だからあまり雪中での戦闘は得手とはいえない。特に寒さは触覚を鈍らせるため、それもあって光は少し顔を曇らせた。
「そう、ですね…………ただ」
どこか思うところがあるような白瑛の言葉に、光はついとそちらを向いた。
はらはらと舞い散る雪の中に立つ白の公主。溶けてしまいそうなほどのその白は、しかし凛として咲き誇るように佇み、淡く溶かすような微笑を光へと向けていた。

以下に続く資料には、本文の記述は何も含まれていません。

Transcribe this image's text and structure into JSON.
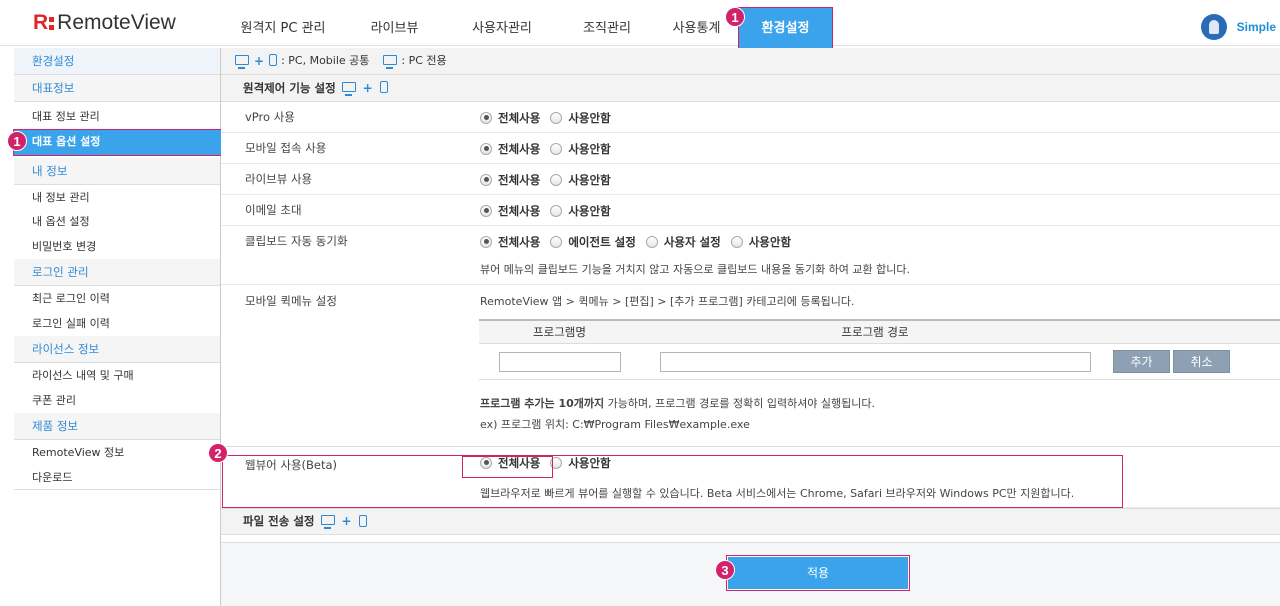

「今この時。貴方と見る雪はどこか特別なもののような気がして、私は好ましいと思いますよ」
その言葉に、そこに込められた思いを感じ取った気がした。
しんしんと降る雪の向こう側に、愛しく思う白の宝玉を見た。
「今日、貴方と見られたこの雪の景色の思い出は、きっと忘れないと私は思います」
黒い髪に、抱えたいほどに細い肩に、降りていく粉雪。
吐く息は白く、向けられる眼差しは優しい光をたたえている。
「そうだな。例え消えるものだとしても、思い出は消えない、か……」
少しずつ、少しずつ積もっていく大切な思い出
少しずつ、少しずつ散り溶けていく花
あと何度、こうして二人の思い出を胸に刻みつけられるだろう。
あと何度、この愛しい人に触れられるだろう。
雪になれば、愛しいあの人の肩に止まれるのにと願う歌があった……
けれど、その雪は決して消えることを望みはしないだろう。
こうして触れ合えるところに居る。
その手の中で、淡く消えることを望むことなどできるはずがない。